Le messager poursuivait : « Le Gardien a entendu les plaintes des Protégés, et aussi les suppliques de ton père, son fidèle serviteur. » Depuis combien de temps durait ce sermon ? Très peu ; il venait à peine de commencer, en fait, Akma le sentait. C’était comme s’il savait à l’avance chaque mot que le messager allait prononcer et quelle durée aurait chaque partie du message, si bien que son esprit pouvait diviser son attention entre de courts instants nécessaires pour entendre et comprendre ce qui était dit, et de très longues plages intermédiaires durant lesquelles il pouvait étudier le mystère de cet observateur qui résidait en lui depuis si longtemps et qu’il n’avait jamais remarqué.

Il se vit assis au flanc de la butte, regardant son père enseigner aux Pabulogi.

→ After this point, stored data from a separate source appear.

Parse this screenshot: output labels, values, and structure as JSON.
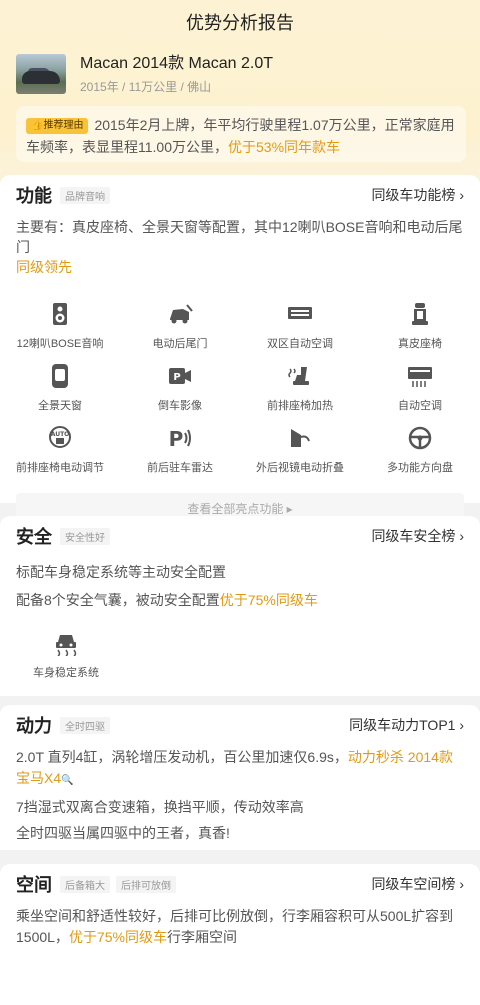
{
  "header": {
    "title": "优势分析报告"
  },
  "car": {
    "title": "Macan 2014款 Macan 2.0T",
    "meta": "2015年 / 11万公里 / 佛山",
    "image_icon": "car-photo"
  },
  "reason": {
    "badge": "推荐理由",
    "text": "2015年2月上牌，年平均行驶里程1.07万公里，正常家庭用车频率，表显里程11.00万公里，",
    "highlight": "优于53%同年款车"
  },
  "function": {
    "title": "功能",
    "tag": "品牌音响",
    "link": "同级车功能榜 ›",
    "summary": "主要有：真皮座椅、全景天窗等配置，其中12喇叭BOSE音响和电动后尾门",
    "summary_highlight": "同级领先",
    "features": [
      {
        "label": "12喇叭BOSE音响",
        "icon": "speaker-icon"
      },
      {
        "label": "电动后尾门",
        "icon": "tailgate-icon"
      },
      {
        "label": "双区自动空调",
        "icon": "ac-icon"
      },
      {
        "label": "真皮座椅",
        "icon": "seat-icon"
      },
      {
        "label": "全景天窗",
        "icon": "sunroof-icon"
      },
      {
        "label": "倒车影像",
        "icon": "camera-icon"
      },
      {
        "label": "前排座椅加热",
        "icon": "seat-heat-icon"
      },
      {
        "label": "自动空调",
        "icon": "auto-ac-icon"
      },
      {
        "label": "前排座椅电动调节",
        "icon": "seat-adjust-icon"
      },
      {
        "label": "前后驻车雷达",
        "icon": "parking-radar-icon"
      },
      {
        "label": "外后视镜电动折叠",
        "icon": "mirror-icon"
      },
      {
        "label": "多功能方向盘",
        "icon": "steering-icon"
      }
    ],
    "see_all": "查看全部亮点功能 ▸"
  },
  "safety": {
    "title": "安全",
    "tag": "安全性好",
    "link": "同级车安全榜 ›",
    "line1": "标配车身稳定系统等主动安全配置",
    "line2": "配备8个安全气囊，被动安全配置",
    "line2_highlight": "优于75%同级车",
    "feature": {
      "label": "车身稳定系统",
      "icon": "esp-icon"
    }
  },
  "power": {
    "title": "动力",
    "tag": "全时四驱",
    "link": "同级车动力TOP1 ›",
    "line1": "2.0T 直列4缸，涡轮增压发动机，百公里加速仅6.9s，",
    "line1_highlight": "动力秒杀 2014款宝马X4",
    "line2": "7挡湿式双离合变速箱，换挡平顺，传动效率高",
    "line3": "全时四驱当属四驱中的王者，真香!"
  },
  "space": {
    "title": "空间",
    "tags": [
      "后备箱大",
      "后排可放倒"
    ],
    "link": "同级车空间榜 ›",
    "text": "乘坐空间和舒适性较好，后排可比例放倒，行李厢容积可从500L扩容到1500L，",
    "highlight": "优于75%同级车",
    "text_tail": "行李厢空间"
  },
  "colors": {
    "accent": "#e29a14",
    "badge": "#f8c338"
  }
}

Il sentit la rage qui bouillonnait dans son cœur d’enfant et s’entendit faire serment de se venger. Mais de qui ? Il voyait maintenant ce qu’il n’avait pas perçu alors : que sa fureur n’était pas dirigée contre les Pabulogi, ni même contre son père qui les avait pris sous son aile. Non, la trahison qui lui perçait le cœur était le fait de tous et de personne – elle était le fait du Gardien de la Terre qui osait sauver son peuple sans se servir d’Akma comme instrument.

Et pendant ce temps, que disait l’observateur intérieur ? Rien. Rien du tout. Il s’était retiré. Tout n’était que silence en lui tandis que son cœur s’emplissait de rage à l’idée de n’avoir pas été choisi.

Je l’avais chassé. J’étais vide.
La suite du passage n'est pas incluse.